On 8/15/17 7:14 AM, Chris Hines wrote:
I would be curious what you think of github.com/go-kit/kit/log (and related "sub"-packages). See my talk about it's design here:

Video: https://youtu.be/ojhFQNgyZO4?list=FLcxNiie7-UD8znndwDn7PFw
Slides: https://speakerdeck.com/chrishines/go-kit-log-package

I can see what you're going for with that, and in a way it's demonstrating some sugar issues in go. For some reason, folk expect to be able to write logging statements without an awful lot of unsightly brackets and constructors :-).

To quickly round them up, this module uses what I consider to be Perl 5-esque "slurpy hashes":

// Unstructured
log.Printf("HTTP server listening on %s", addr)

// Structured
logger.Log("transport","HTTP","addr", 
addr,"msg","listening")<https://github.com/go-kit/kit/tree/master/log#usage>

Whereas logrus steers you towards a map[string]interface{}:

func  main() {
  log.WithFields(log.Fields{
    "animal":"walrus",
  }).Info("A walrus appears")
}

And zap uses type-safe individual field constructors:

logger.Info("failed to fetch URL",
  // Structured context as strongly typed Field values.
  zap.String("url", url),
  zap.Int("attempt",3),
  zap.Duration("backoff", time.Second),
)

Of these, I lean towards the zap style because it's not significantly more verbose (IMHO), it's more type safe, and faster.

However, the syntax sugar issue has meant that zap now also have a similar interface to kit:

sugar  :=  logger.Sugar()
sugar.Infow("failed to fetch URL",
  // Structured context as loosely typed key-value pairs.
  "url", url,
  "attempt",3,
  "backoff", time.Second,
)


One common element is the ability to create a logger with tags pre-built:

// kit  
logger = log.With(logger,"instance_id",123)

// logrus
logger = logrus.WithFields(logrus.Fields{"instance_id": 123})

// zap
logger = logger.With(zap.Int("instance_id", 123))

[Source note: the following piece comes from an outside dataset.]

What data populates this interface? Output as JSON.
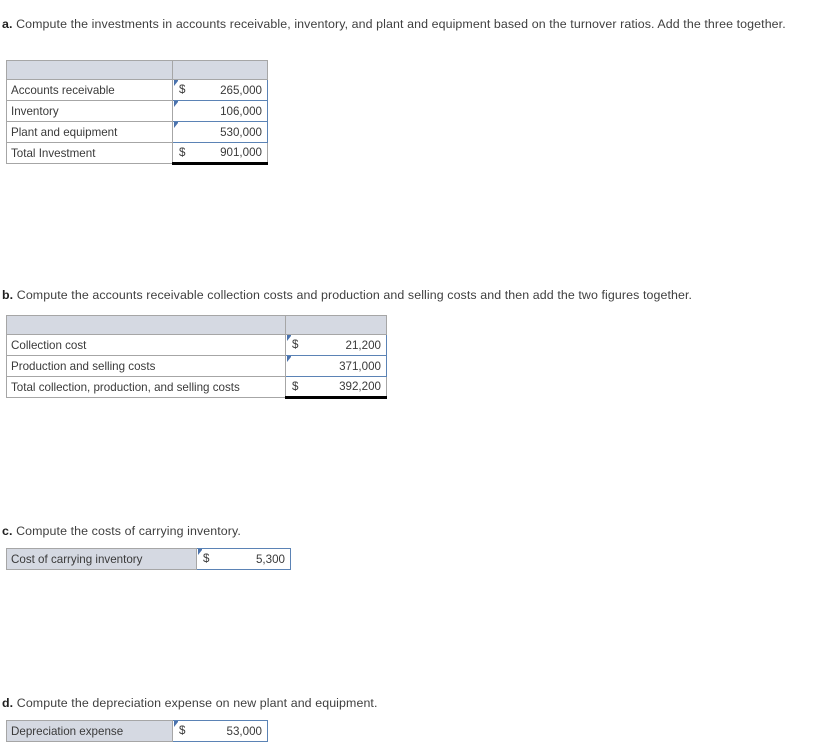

IMHO appropriate use of this feature is critical to sane log analysis as soon as your app gets non-trivial: distributed, sharded, microservices, async, etc - non-linear, multiuser and multicore: it can simply save you down the track if you tag the request ID, customer ID, and particularly the value of a loop variable for log statements inside inner loops.

So I guess, what I found was that once I did that using zap, I really don't care that much about the syntax sugar. I would write things like:

for i, v := range arr {
   logger := logger.With(zap.Int("itemIdx", i))

   if err := v.Process(); err != nil {
       logger.Error("failed to process", zap.Object("error", err))
   }
}

And so the individual log statements don't go over the magic length at which blub programmers scoff, turn up their noses and say, "see, this is why go is so much worse than blub". It's also a good abstraction. And did I mention it's fast? I really like the way that it never combines the log line into something heavy like a map[string]interface{}, and that it just logs its fields in the order they were passed - so it's more like a traditional log line, just with JSON boundaries.

So anyway, yeah that's where I stand on that API - I can see how you got there, and I watched a structured logging talk at GopherCon 2016 which set me down this path, but after investigation I just couldn't trade performance, memory efficiency and a good abstraction for a little syntax sugar.

I'm not quite sure what the language or stdlib could do to make this better, other than shipping something like zap in stdlib. It's never really appropriate to use anything other than stdlib logging to log with in a library, and that's the nub of the problem: it means libraries will pretty much always have unstructured logging. The best you can do is to log each "printf" argument to its own field, but that's not a very good answer especially with the "message" is "%s: %s %s" or something.